A couple of weeks ago, I wrote about holding down the Alt key while selecting text in Word to draw a box around it.

I received a lot of mail thanking me for the tip, which was nice. But three of the mails had something in common—they asked me to pass along to the Word team a specific related feature request: discontiguous text selection (the ability to select multiple independent ranges of text at once.)

Well, good news, faithful readers. Not only do I think that it's a good suggestion for a feature in Word, it's actually so good that it's already in the product! Today, it's all about the Control key.

Start by selecting some text in Word. Now, hold down the Control key while you select other ranges of text. Voila, discontiguous text selection at your disposal. Any formatting you apply will work on the entire selected range. This can be really helpful for a situation like formatting the first sentence of a number of paragraphs the same way.

You can select multiple ranges of text at the same time

Another less-known use of the Control key is to make a quick copy of the selected text.
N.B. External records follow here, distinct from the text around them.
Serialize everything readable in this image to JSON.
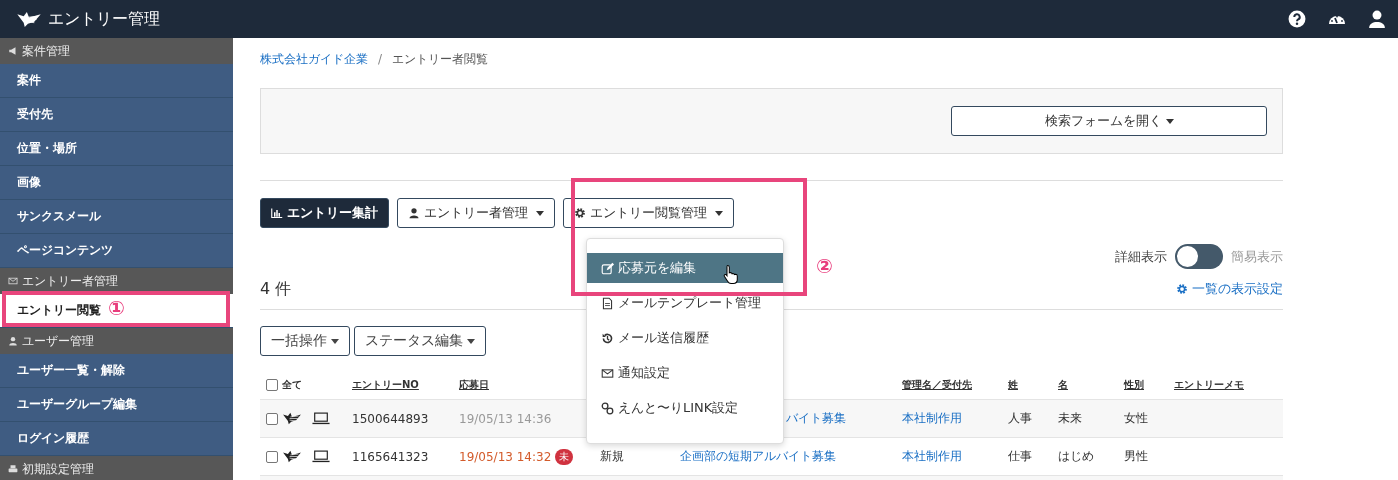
{
  "app": {
    "title": "エントリー管理"
  },
  "sidebar": [
    {
      "heading": "案件管理",
      "items": [
        {
          "label": "案件",
          "selected": false
        },
        {
          "label": "受付先",
          "selected": false
        },
        {
          "label": "位置・場所",
          "selected": false
        },
        {
          "label": "画像",
          "selected": false
        },
        {
          "label": "サンクスメール",
          "selected": false
        },
        {
          "label": "ページコンテンツ",
          "selected": false
        }
      ]
    },
    {
      "heading": "エントリー者管理",
      "items": [
        {
          "label": "エントリー閲覧",
          "selected": true,
          "callout": "①"
        }
      ]
    },
    {
      "heading": "ユーザー管理",
      "items": [
        {
          "label": "ユーザー一覧・解除",
          "selected": false
        },
        {
          "label": "ユーザーグループ編集",
          "selected": false
        },
        {
          "label": "ログイン履歴",
          "selected": false
        }
      ]
    },
    {
      "heading": "初期設定管理"
    }
  ],
  "breadcrumb": {
    "separator": "/",
    "items": [
      {
        "label": "株式会社ガイド企業",
        "link": true
      },
      {
        "label": "エントリー者閲覧",
        "link": false
      }
    ]
  },
  "search_toggle": "検索フォームを開く",
  "toolbar": [
    {
      "label": "エントリー集計",
      "primary": true
    },
    {
      "label": "エントリー者管理",
      "primary": false
    },
    {
      "label": "エントリー閲覧管理",
      "primary": false
    }
  ],
  "dropdown": {
    "callout": "②",
    "items": [
      {
        "label": "応募元を編集",
        "selected": true
      },
      {
        "label": "メールテンプレート管理",
        "selected": false
      },
      {
        "label": "メール送信履歴",
        "selected": false
      },
      {
        "label": "通知設定",
        "selected": false
      },
      {
        "label": "えんと〜りLINK設定",
        "selected": false
      }
    ]
  },
  "view_toggle": {
    "left_label": "詳細表示",
    "right_label": "簡易表示",
    "on": false
  },
  "count": "4 件",
  "list_settings": "一覧の表示設定",
  "bulk_buttons": [
    "一括操作",
    "ステータス編集"
  ],
  "table": {
    "header": {
      "checked": false,
      "select_all": "全て",
      "entry_no": "エントリーNO",
      "date": "応募日",
      "manager": "管理名／受付先",
      "last_name": "姓",
      "first_name": "名",
      "gender": "性別",
      "memo": "エントリーメモ"
    },
    "rows": [
      {
        "checked": false,
        "entry_no": "1500644893",
        "date": "19/05/13 14:36",
        "unread": false,
        "title": "バイト募集",
        "covered": true,
        "manager": "本社制作用",
        "last_name": "人事",
        "first_name": "未来",
        "gender": "女性"
      },
      {
        "checked": false,
        "entry_no": "1165641323",
        "date": "19/05/13 14:32",
        "unread": true,
        "badge": "未",
        "status": "新規",
        "title": "企画部の短期アルバイト募集",
        "covered": false,
        "manager": "本社制作用",
        "last_name": "仕事",
        "first_name": "はじめ",
        "gender": "男性"
      }
    ]
  }
}
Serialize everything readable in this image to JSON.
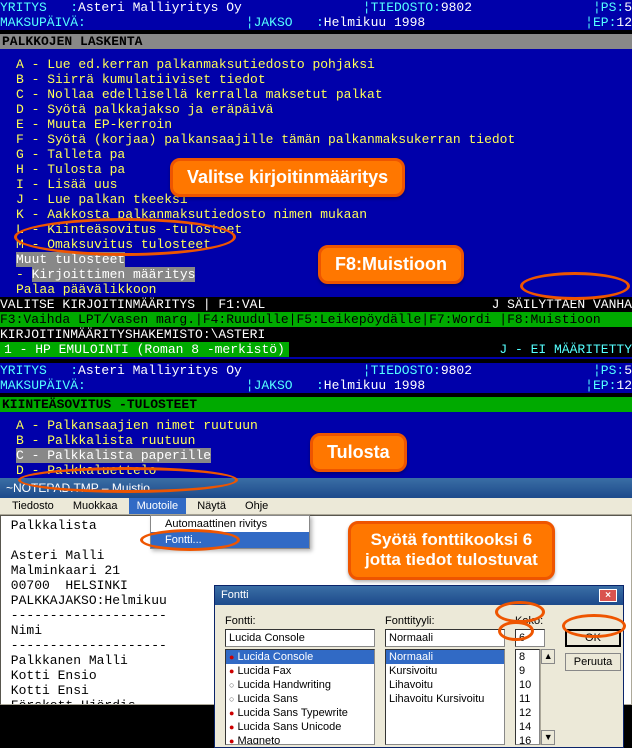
{
  "dos1": {
    "hdr": {
      "yritys_lbl": "YRITYS   :",
      "yritys_val": "Asteri Malliyritys Oy",
      "tiedosto_lbl": "¦TIEDOSTO:",
      "tiedosto_val": "9802",
      "ps_lbl": "¦PS:",
      "ps_val": "5",
      "maksu_lbl": "MAKSUPÄIVÄ:",
      "jakso_lbl": "¦JAKSO   :",
      "jakso_val": "Helmikuu 1998",
      "ep_lbl": "¦EP:",
      "ep_val": "12"
    },
    "title": "PALKKOJEN LASKENTA",
    "menu": [
      "A - Lue ed.kerran palkanmaksutiedosto pohjaksi",
      "B - Siirrä kumulatiiviset tiedot",
      "C - Nollaa edellisellä kerralla maksetut palkat",
      "D - Syötä palkkajakso ja eräpäivä",
      "E - Muuta EP-kerroin",
      "F - Syötä (korjaa) palkansaajille tämän palkanmaksukerran tiedot",
      "G - Talleta pa",
      "H - Tulosta pa",
      "I - Lisää uus",
      "J - Lue palkan                                         tkeeksi",
      "K - Aakkosta palkanmaksutiedosto nimen mukaan",
      "L - Kiinteäsovitus -tulosteet",
      "M - Omaksuvitus  tulosteet"
    ],
    "menu_n": "Muut tulosteet",
    "menu_hi": "Kirjoittimen määritys",
    "bottom": "Palaa  päävälikkoon",
    "stat1": "VALITSE KIRJOITINMÄÄRITYS  | F1:VAL",
    "stat1b": "J SÄILYTTÄEN VANHA",
    "stat2": "F3:Vaihda LPT/vasen marg.|F4:Ruudulle|F5:Leikepöydälle|F7:Wordi  |F8:Muistioon",
    "stat3a": "KIRJOITINMÄÄRITYSHAKEMISTO:\\ASTERI",
    "stat3b": "1 - HP EMULOINTI (Roman 8 -merkistö)",
    "stat3c": "J - EI MÄÄRITETTY"
  },
  "callouts": {
    "c1": "Valitse kirjoitinmääritys",
    "c2": "F8:Muistioon",
    "c3": "Tulosta",
    "c4a": "Syötä fonttikooksi 6",
    "c4b": "jotta tiedot tulostuvat"
  },
  "dos2": {
    "title": "KIINTEÄSOVITUS -TULOSTEET",
    "menu": [
      "A - Palkansaajien nimet ruutuun",
      "B - Palkkalista ruutuun"
    ],
    "menu_hi": "C - Palkkalista paperille",
    "menu_d": "D - Palkkaluettelo"
  },
  "notepad": {
    "title": "~NOTEPAD.TMP – Muistio",
    "menus": [
      "Tiedosto",
      "Muokkaa",
      "Muotoile",
      "Näytä",
      "Ohje"
    ],
    "dropdown": [
      "Automaattinen rivitys",
      "Fontti..."
    ],
    "content": " Palkkalista\n\n Asteri Malli\n Malminkaari 21\n 00700  HELSINKI\n PALKKAJAKSO:Helmikuu\n --------------------\n Nimi\n --------------------\n Palkkanen Malli\n Kotti Ensio\n Kotti Ensi\n Förskott Hjördis\n Virtanen Heri"
  },
  "fontdlg": {
    "title": "Fontti",
    "font_lbl": "Fontti:",
    "font_val": "Lucida Console",
    "fonts": [
      "Lucida Console",
      "Lucida Fax",
      "Lucida Handwriting",
      "Lucida Sans",
      "Lucida Sans Typewrite",
      "Lucida Sans Unicode",
      "Magneto"
    ],
    "style_lbl": "Fonttityyli:",
    "style_val": "Normaali",
    "styles": [
      "Normaali",
      "Kursivoitu",
      "Lihavoitu",
      "Lihavoitu Kursivoitu"
    ],
    "size_lbl": "Koko:",
    "size_val": "6",
    "sizes": [
      "8",
      "9",
      "10",
      "11",
      "12",
      "14",
      "16"
    ],
    "ok": "OK",
    "cancel": "Peruuta"
  }
}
Try this: make a document in Word and select some text. If you drag the selection and drop it somewhere else in the document, it will move the text to where you dropped it. So far so good.

Now, hold down Control and drag/drop the text to different location in the document. Notice that this time, Word makes a copy of the selected text and puts it in the target destination. You can use this trick to quickly make a lot of copies of selected text. I don't use this feature often, but a couple of times it has come in very handy.

For the most amazing trick of all: once again, select a range of text. This time, hold down both Shift and Control and drag the text to a new location. Notice that it inserts what looks like a copy of your text. Now, make a change to the original text you selected—the copied text mirrors the changes you made!

In fact, by holding down Shift and Control, you've created a link. Any change you make to the original text is automagically updated in the linked text. (You can even use this trick to link automatically updating text between two documents!)

Congratulations, you're now an official expert in the ins and outs of Word text selection.